【コラム】
酔生夢死

日本語弁論大会でみた中国学生の意識

 「日本の大学に留学中、仲の良い女の子と手をつないで歩こうとしたら、手を振りほどかれました。中国では女の子同士が手をつなぐのは普通です。嫌われたのかなあとしばらく悩みましたが、思い切って聞いてみると、日本で手をつなぐのは異性の恋人同士が多いと言われ、誤解が解けました」

 黒の「リクルートスーツ」を着た中国女子大生が、身振り手振りを交え表情豊かに日本での経験を話す。マイクの調子が悪く時々音声が途切れたけれど、それにもめげず3分スピーチを終えた。10月半ばの土曜日、中国山東省日照市にある曲阜師範大学で行われた「山東省大学生日本語弁論大会」の一幕。
 この女子大生のテーマは「中日関係」。両国には文化・習慣・意識の差はあるが、誤解や違いを認め合って付き合えば「良い関係が築ける」というのが結論だった。決勝に進出したのは、山東省内15大学の31人。
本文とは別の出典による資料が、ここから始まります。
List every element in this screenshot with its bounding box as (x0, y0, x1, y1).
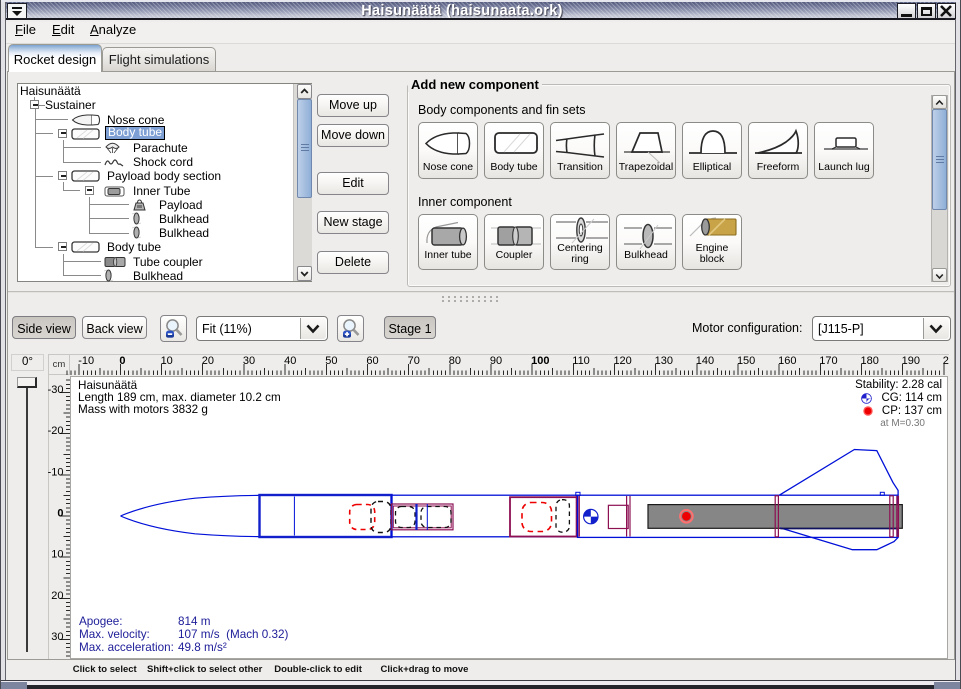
svg-text:30: 30 (51, 631, 63, 643)
svg-text:30: 30 (243, 355, 255, 367)
svg-text:50: 50 (325, 355, 337, 367)
svg-text:190: 190 (902, 355, 920, 367)
svg-text:-10: -10 (48, 466, 64, 478)
svg-text:10: 10 (51, 549, 63, 561)
svg-text:10: 10 (161, 355, 173, 367)
svg-text:100: 100 (531, 355, 549, 367)
svg-text:130: 130 (655, 355, 673, 367)
svg-text:80: 80 (449, 355, 461, 367)
svg-text:70: 70 (408, 355, 420, 367)
svg-text:200: 200 (943, 355, 949, 367)
svg-text:140: 140 (696, 355, 714, 367)
svg-text:90: 90 (490, 355, 502, 367)
svg-text:180: 180 (860, 355, 878, 367)
svg-text:120: 120 (613, 355, 631, 367)
svg-text:160: 160 (778, 355, 796, 367)
svg-text:20: 20 (51, 590, 63, 602)
svg-text:-20: -20 (48, 425, 64, 437)
svg-text:0: 0 (57, 508, 63, 520)
svg-text:0: 0 (119, 355, 125, 367)
svg-text:-30: -30 (48, 384, 64, 396)
svg-text:150: 150 (737, 355, 755, 367)
svg-text:20: 20 (202, 355, 214, 367)
svg-text:40: 40 (284, 355, 296, 367)
svg-text:170: 170 (819, 355, 837, 367)
svg-text:60: 60 (366, 355, 378, 367)
svg-text:-10: -10 (78, 355, 94, 367)
svg-text:110: 110 (572, 355, 590, 367)
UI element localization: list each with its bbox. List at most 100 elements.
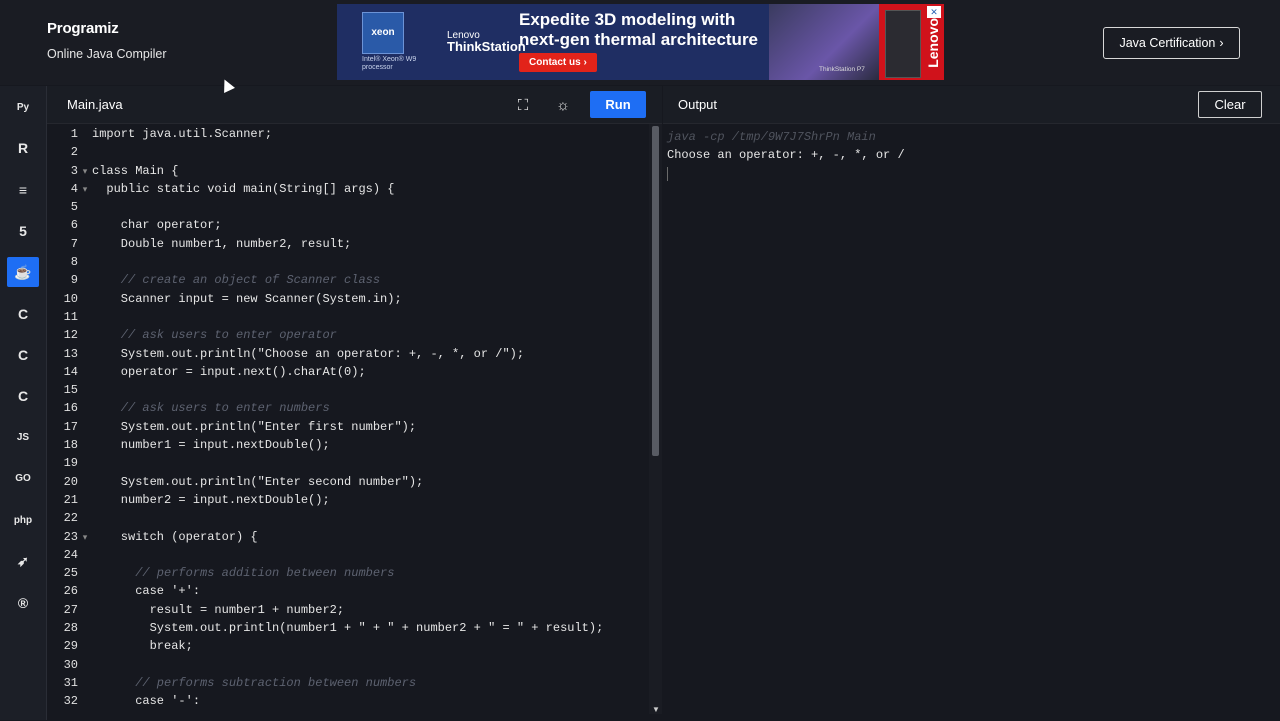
code-comment: // performs subtraction between numbers: [92, 675, 417, 690]
code-line[interactable]: 24: [47, 546, 649, 564]
code-text: System.out.println(number1 + " + " + num…: [92, 621, 604, 636]
intel-caption: Intel® Xeon® W9 processor: [362, 56, 417, 71]
java-icon[interactable]: ☕: [7, 257, 39, 288]
code-line[interactable]: 7 Double number1, number2, result;: [47, 235, 649, 253]
code-text: class Main {: [92, 163, 179, 178]
line-number: 23: [63, 529, 78, 544]
line-number: 4: [70, 181, 78, 196]
sql-icon[interactable]: ≡: [7, 175, 39, 205]
output-toolbar: Output Clear: [663, 86, 1280, 124]
lenovo-thinkstation-label: Lenovo ThinkStation: [447, 30, 526, 54]
line-number: 3: [70, 163, 78, 178]
line-number: 11: [63, 309, 78, 324]
code-line[interactable]: 14 operator = input.next().charAt(0);: [47, 363, 649, 381]
line-number: 19: [63, 456, 78, 471]
code-line[interactable]: 30: [47, 656, 649, 674]
code-text: result = number1 + number2;: [92, 602, 345, 617]
line-number: 2: [70, 145, 78, 160]
ad-contact-button[interactable]: Contact us ›: [519, 53, 597, 72]
code-line[interactable]: 4 ▾ public static void main(String[] args…: [47, 180, 649, 198]
line-number: 32: [63, 694, 78, 709]
javascript-icon[interactable]: JS: [7, 422, 39, 452]
csharp-icon[interactable]: C: [7, 381, 39, 411]
line-number: 22: [63, 511, 78, 526]
top-bar: Programiz Online Java Compiler xeon Inte…: [0, 0, 1280, 85]
code-line[interactable]: 26 case '+':: [47, 582, 649, 600]
java-certification-button[interactable]: Java Certification ›: [1103, 27, 1240, 59]
tab-main-java[interactable]: Main.java: [67, 97, 123, 112]
code-text: case '-':: [92, 694, 201, 709]
line-number: 14: [63, 364, 78, 379]
fullscreen-icon[interactable]: ⛶: [513, 95, 533, 115]
output-title: Output: [678, 97, 718, 112]
code-line[interactable]: 5: [47, 198, 649, 216]
code-line[interactable]: 28 System.out.println(number1 + " + " + …: [47, 619, 649, 637]
clear-button[interactable]: Clear: [1198, 91, 1262, 118]
scroll-down-icon[interactable]: ▼: [652, 705, 660, 714]
code-line[interactable]: 15: [47, 381, 649, 399]
editor-scrollbar[interactable]: ▼: [649, 124, 662, 714]
code-line[interactable]: 16 // ask users to enter numbers: [47, 399, 649, 417]
code-line[interactable]: 3 ▾ class Main {: [47, 162, 649, 180]
theme-toggle-icon[interactable]: ☼: [553, 95, 573, 115]
fold-arrow-icon[interactable]: ▾: [78, 181, 92, 199]
code-line[interactable]: 8: [47, 253, 649, 271]
code-comment: // ask users to enter numbers: [92, 401, 330, 416]
code-line[interactable]: 12 // ask users to enter operator: [47, 326, 649, 344]
code-line[interactable]: 11: [47, 308, 649, 326]
code-text: break;: [92, 639, 193, 654]
scrollbar-thumb[interactable]: [652, 126, 659, 456]
swift-icon[interactable]: ➶: [7, 546, 39, 576]
code-text: Double number1, number2, result;: [92, 236, 352, 251]
code-line[interactable]: 29 break;: [47, 637, 649, 655]
code-line[interactable]: 21 number2 = input.nextDouble();: [47, 491, 649, 509]
line-number: 17: [63, 419, 78, 434]
php-icon[interactable]: php: [7, 505, 39, 535]
code-editor[interactable]: 1 import java.util.Scanner; 2 3 ▾ class Main …: [47, 124, 649, 721]
html-icon[interactable]: 5: [7, 216, 39, 246]
code-line[interactable]: 19: [47, 454, 649, 472]
code-line[interactable]: 9 // create an object of Scanner class: [47, 271, 649, 289]
cpp-icon[interactable]: C: [7, 340, 39, 370]
code-line[interactable]: 22: [47, 509, 649, 527]
fold-arrow-icon[interactable]: ▾: [78, 529, 92, 547]
code-line[interactable]: 13 System.out.println("Choose an operato…: [47, 345, 649, 363]
code-line[interactable]: 20 System.out.println("Enter second numb…: [47, 473, 649, 491]
code-line[interactable]: 10 Scanner input = new Scanner(System.in…: [47, 290, 649, 308]
code-line[interactable]: 27 result = number1 + number2;: [47, 601, 649, 619]
code-line[interactable]: 2: [47, 143, 649, 161]
advertisement-banner[interactable]: xeon Intel® Xeon® W9 processor Lenovo Th…: [337, 4, 944, 80]
ad-headline: Expedite 3D modeling with next-gen therm…: [519, 10, 759, 49]
rust-icon[interactable]: ®: [7, 588, 39, 618]
code-text: System.out.println("Enter first number")…: [92, 419, 417, 434]
brand[interactable]: Programiz Online Java Compiler: [47, 20, 167, 61]
code-line[interactable]: 17 System.out.println("Enter first numbe…: [47, 418, 649, 436]
r-icon[interactable]: R: [7, 133, 39, 163]
code-text: number1 = input.nextDouble();: [92, 438, 330, 453]
code-line[interactable]: 6 char operator;: [47, 216, 649, 234]
page-title: Online Java Compiler: [47, 47, 167, 61]
chevron-right-icon: ›: [1219, 36, 1224, 50]
programiz-logo[interactable]: Programiz: [47, 20, 167, 37]
code-text: System.out.println("Choose an operator: …: [92, 346, 525, 361]
line-number: 10: [63, 291, 78, 306]
java-certification-label: Java Certification: [1119, 36, 1216, 50]
c-icon[interactable]: C: [7, 299, 39, 329]
code-line[interactable]: 31 // performs subtraction between numbe…: [47, 674, 649, 692]
ad-close-icon[interactable]: ✕: [927, 6, 941, 18]
code-line[interactable]: 32 case '-':: [47, 692, 649, 710]
code-line[interactable]: 25 // performs addition between numbers: [47, 564, 649, 582]
line-number: 13: [63, 346, 78, 361]
code-line[interactable]: 18 number1 = input.nextDouble();: [47, 436, 649, 454]
fold-arrow-icon[interactable]: ▾: [78, 163, 92, 181]
code-text: switch (operator) {: [92, 529, 258, 544]
code-text: number2 = input.nextDouble();: [92, 492, 330, 507]
line-number: 8: [70, 255, 78, 270]
code-line[interactable]: 1 import java.util.Scanner;: [47, 125, 649, 143]
go-icon[interactable]: GO: [7, 464, 39, 494]
run-button[interactable]: Run: [590, 91, 646, 118]
output-console[interactable]: java -cp /tmp/9W7J7ShrPn Main Choose an …: [663, 124, 1280, 720]
language-sidebar: Py R ≡ 5 ☕ C C C JS GO php ➶ ®: [0, 86, 47, 720]
code-line[interactable]: 23 ▾ switch (operator) {: [47, 528, 649, 546]
python-icon[interactable]: Py: [7, 92, 39, 122]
筆者も6名の日本の大学教員らと共に審査員を務めた。

 テーマは自由に選べるわけではない。①中日関係、②私と伝統文化、③挑戦したいこと、④面子と義理、⑤心に刻まれた風景―の5テーマのうち一つが、「くじ引き」で出場者に直前に割り振られる。だからスピーチは、即興で高度な日本語能力が試される。

 日本に関心を抱くきっかけは、アニメなど映像を通したサブカルチャーという学生が多い。中には「落語が大好き。スピーディで癒される」「将来日本に留学し、日本でプロのTVアナウンサーになる」という学生も。関西出身の男性アイドルグループ「関ジャニ∞」の熱狂的ファンという女子大生もいた。

 全員がそつなく終えたわけではない。なかなか言葉が出ずに、途中でスピーチを放棄した学生。論旨が一貫しない者や、日本語の誤用が目立つ学生も少なくなかった。突然テーマを与えられ、3分で完結するスピーチをするのは母国語だって簡単ではない。
 優勝したのは、日本のホームステイ先で、居間に「防災バッグ」が置かれ、転倒防止器具で家具が固定されているのを見て、日本では防災意識が末端まで徹底していることを知り、中国でも防災意識の向上が必要と主張した男子学生。冒頭の女子学生は2位だった。

 曲阜師範大学は1955年に設立された山東省の重点大学。名前の通り本校は孔子の故郷である山東省曲阜にある。コンテストが行われた沿海部の日照市のキャンパスは、2002年に完成した。
 大会を組織した同大の袁広偉・翻訳学院教授は「中国の大学統一入試は、選択科目で独、仏、伊などと並んで日本語でも受験できます。日本語を選ぶ高校生が増えているため、来年は高校生の日本語スピーチ大会を開きたい」と話す。「内向き」と言われ久しい日本の高校生も外国語スピーチに挑戦してみてはどうか。

画像の説明
  弁論大会の表彰式。左から順に1位~4位の学生。